そういえば、連ドラ放送中は登場した料理をこぞって作り、SNSにドヤ顔でアップする人が大量発生。サッポロ一番は断然塩派の私でも、素直に「今度味噌も買ってみるか」と思わせるだけの説得力が、この作品に登場する料理にはあるからね。

ささやかな日常こそ最上の幸福

個人的には、このふたりが中年期であることがとても重要だったと思う。そもそもクローズドなゲイだったシロさんとオープンなゲイのケンジは、40代だからこそいたわり合える。

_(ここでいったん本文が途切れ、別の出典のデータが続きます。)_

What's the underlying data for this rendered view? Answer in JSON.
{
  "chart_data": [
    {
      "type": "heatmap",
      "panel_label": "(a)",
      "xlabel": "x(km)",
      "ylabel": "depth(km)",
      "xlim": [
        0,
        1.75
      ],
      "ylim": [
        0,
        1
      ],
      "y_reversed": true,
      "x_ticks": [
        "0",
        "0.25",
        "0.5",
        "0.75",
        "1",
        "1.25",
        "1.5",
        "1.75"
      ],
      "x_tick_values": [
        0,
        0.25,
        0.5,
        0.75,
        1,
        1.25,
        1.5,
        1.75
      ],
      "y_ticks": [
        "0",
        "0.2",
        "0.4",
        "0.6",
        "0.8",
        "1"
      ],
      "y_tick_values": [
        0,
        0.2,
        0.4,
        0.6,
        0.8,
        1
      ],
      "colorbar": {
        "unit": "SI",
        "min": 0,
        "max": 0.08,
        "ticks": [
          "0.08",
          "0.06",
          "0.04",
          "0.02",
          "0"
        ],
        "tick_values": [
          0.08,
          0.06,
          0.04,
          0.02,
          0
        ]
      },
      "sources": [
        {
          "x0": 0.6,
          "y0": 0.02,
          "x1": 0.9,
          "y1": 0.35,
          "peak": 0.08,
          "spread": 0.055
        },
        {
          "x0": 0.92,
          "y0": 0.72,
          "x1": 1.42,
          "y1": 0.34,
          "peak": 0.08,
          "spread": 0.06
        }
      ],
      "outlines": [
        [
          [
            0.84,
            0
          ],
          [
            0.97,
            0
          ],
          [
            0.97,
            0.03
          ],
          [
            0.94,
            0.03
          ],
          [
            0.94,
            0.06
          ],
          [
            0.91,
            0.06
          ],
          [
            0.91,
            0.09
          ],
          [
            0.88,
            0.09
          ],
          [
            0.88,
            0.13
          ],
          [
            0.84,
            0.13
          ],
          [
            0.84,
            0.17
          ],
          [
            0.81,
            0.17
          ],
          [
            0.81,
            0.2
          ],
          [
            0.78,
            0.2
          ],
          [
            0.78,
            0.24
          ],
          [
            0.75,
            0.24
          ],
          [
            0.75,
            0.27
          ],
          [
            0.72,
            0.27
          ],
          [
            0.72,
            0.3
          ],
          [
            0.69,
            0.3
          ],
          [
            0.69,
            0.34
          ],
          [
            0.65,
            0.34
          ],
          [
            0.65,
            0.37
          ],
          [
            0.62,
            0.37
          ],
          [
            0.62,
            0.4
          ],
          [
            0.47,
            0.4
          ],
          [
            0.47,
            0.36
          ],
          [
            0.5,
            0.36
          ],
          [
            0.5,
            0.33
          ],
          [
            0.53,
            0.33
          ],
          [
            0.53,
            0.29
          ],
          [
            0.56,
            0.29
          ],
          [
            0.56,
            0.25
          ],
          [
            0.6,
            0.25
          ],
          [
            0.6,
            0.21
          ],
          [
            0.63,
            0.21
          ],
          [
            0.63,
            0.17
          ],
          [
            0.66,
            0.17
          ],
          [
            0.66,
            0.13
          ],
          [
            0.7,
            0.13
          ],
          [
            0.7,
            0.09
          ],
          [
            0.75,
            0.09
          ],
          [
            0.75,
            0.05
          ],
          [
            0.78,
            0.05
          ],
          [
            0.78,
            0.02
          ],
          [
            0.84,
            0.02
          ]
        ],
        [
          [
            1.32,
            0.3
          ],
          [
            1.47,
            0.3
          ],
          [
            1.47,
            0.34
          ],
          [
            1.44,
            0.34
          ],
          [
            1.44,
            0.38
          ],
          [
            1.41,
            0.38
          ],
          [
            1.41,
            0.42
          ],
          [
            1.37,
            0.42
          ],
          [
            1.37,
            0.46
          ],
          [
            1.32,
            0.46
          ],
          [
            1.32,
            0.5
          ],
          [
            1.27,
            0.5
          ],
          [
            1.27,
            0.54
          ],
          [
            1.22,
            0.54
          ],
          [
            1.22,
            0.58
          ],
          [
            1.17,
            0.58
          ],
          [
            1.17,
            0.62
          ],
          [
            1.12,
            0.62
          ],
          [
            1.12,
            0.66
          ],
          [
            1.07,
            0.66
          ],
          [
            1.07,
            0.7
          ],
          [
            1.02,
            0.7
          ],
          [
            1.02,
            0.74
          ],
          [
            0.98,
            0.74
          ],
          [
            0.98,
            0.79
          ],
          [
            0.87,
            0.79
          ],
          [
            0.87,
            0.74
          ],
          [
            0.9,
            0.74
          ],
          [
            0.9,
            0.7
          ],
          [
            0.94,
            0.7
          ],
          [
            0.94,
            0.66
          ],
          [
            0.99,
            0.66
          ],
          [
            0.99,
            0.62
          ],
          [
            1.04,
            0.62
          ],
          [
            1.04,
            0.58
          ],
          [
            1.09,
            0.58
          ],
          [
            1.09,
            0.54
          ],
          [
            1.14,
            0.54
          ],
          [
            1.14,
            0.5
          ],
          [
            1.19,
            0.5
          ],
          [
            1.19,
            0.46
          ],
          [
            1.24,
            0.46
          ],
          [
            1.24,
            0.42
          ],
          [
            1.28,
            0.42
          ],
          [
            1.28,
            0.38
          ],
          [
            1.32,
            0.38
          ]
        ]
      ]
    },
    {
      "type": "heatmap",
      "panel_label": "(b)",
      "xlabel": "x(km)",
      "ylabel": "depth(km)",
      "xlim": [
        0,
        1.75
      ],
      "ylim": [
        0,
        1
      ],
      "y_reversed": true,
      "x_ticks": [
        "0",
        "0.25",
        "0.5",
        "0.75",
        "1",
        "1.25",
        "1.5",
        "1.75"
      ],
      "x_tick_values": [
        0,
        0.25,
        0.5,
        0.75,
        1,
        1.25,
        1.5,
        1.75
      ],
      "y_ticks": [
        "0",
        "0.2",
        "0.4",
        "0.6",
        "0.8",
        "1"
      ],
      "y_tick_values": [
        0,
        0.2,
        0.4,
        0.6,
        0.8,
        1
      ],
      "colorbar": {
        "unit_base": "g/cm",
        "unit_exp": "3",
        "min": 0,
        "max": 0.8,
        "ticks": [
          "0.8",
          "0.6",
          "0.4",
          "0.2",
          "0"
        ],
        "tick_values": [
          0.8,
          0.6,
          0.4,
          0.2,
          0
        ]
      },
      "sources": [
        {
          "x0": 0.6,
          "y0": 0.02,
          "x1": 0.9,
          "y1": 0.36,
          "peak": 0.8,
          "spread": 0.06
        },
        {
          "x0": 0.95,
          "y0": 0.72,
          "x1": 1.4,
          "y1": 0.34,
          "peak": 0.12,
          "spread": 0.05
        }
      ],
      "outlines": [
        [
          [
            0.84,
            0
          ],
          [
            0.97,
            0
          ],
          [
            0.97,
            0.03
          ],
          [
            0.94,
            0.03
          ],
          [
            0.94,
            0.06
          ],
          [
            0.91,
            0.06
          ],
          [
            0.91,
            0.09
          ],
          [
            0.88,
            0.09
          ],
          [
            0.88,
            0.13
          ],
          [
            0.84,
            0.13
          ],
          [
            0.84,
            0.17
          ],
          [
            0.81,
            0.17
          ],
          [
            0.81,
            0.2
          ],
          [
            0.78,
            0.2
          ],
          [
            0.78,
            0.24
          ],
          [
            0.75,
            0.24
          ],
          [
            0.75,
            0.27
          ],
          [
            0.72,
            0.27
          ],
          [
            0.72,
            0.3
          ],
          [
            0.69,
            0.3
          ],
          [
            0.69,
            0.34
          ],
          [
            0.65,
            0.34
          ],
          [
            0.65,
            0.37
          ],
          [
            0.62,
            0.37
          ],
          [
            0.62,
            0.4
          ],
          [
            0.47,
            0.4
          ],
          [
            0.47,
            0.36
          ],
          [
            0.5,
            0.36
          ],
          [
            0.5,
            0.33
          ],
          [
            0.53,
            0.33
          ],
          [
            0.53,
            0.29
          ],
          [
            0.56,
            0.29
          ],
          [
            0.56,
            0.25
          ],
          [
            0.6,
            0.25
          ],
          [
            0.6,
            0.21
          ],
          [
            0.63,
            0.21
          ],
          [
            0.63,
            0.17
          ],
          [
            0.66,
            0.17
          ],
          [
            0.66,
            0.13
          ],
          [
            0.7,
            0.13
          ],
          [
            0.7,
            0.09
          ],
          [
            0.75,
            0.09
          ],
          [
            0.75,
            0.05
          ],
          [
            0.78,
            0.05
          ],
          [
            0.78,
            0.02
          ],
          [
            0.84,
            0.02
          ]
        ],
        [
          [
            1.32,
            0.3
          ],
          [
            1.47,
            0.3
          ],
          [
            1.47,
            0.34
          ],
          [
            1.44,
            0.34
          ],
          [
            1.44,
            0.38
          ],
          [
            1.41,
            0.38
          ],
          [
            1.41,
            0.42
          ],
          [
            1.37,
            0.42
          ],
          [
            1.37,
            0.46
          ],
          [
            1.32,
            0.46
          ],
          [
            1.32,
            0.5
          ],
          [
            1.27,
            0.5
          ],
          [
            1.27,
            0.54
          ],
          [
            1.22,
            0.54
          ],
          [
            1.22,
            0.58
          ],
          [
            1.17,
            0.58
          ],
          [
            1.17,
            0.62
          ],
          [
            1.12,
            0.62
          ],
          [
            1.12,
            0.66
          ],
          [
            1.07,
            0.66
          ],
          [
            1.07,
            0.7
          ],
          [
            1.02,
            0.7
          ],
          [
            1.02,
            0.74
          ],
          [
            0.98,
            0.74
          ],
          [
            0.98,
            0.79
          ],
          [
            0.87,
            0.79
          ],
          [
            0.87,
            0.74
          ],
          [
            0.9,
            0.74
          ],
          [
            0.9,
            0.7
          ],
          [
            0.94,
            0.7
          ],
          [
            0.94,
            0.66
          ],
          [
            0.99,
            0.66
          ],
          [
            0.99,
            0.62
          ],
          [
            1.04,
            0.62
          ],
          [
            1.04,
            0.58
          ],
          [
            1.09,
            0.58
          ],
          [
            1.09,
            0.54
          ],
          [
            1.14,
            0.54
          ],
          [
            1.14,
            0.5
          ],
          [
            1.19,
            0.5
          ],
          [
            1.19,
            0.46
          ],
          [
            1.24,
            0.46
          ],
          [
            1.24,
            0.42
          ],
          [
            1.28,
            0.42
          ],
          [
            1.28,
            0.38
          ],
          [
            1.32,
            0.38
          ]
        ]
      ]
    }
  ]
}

若い頃にノンケのフリをして女性と付き合ったことがあるシロさん、昔浮気をして恋人を傷つけたことがあるケンジ。嘘の苦しみも自責の念も痛みも経験済み。

年齢を重ねたことで、切り捨てられるようになった欲望やこだわり、沸点が低くなった感情、視点を変えることができる柔軟性、優しい嘘の使い分けなどに説得力もある。もちろん、すべての中年がこんなに成熟しているわけがないのだが、「毎日ふたりで一緒にごはんを食べる」というささやかな日常が本当の幸せだと思えるのは、経験と年齢を重ねているからでもあり。

この対比として登場するのがジルベールこと井上航。磯村勇斗が演じるジルベールは、自分にベタぼれな年上彼氏の小日向大策(山本耕史)をワガママ言いたい放題で振り回す。

ジルベールこと井上航(写真:劇場版『きのう何食べた?』公式サイトより)

彼氏に時間とお金をかけさせ、心配をかけて、愛情の試し行動を繰り返しているのだ。素直に愛を口にせず、安売りしたら軽く見られると思っている。「恋愛は駆け引き」が信条。この感情の起伏が激しい年齢差カップルの存在は大きい。中年同士のシロさんとケンジが穏やかな日常を最上の喜びとする意義を、より際立たせているからだ。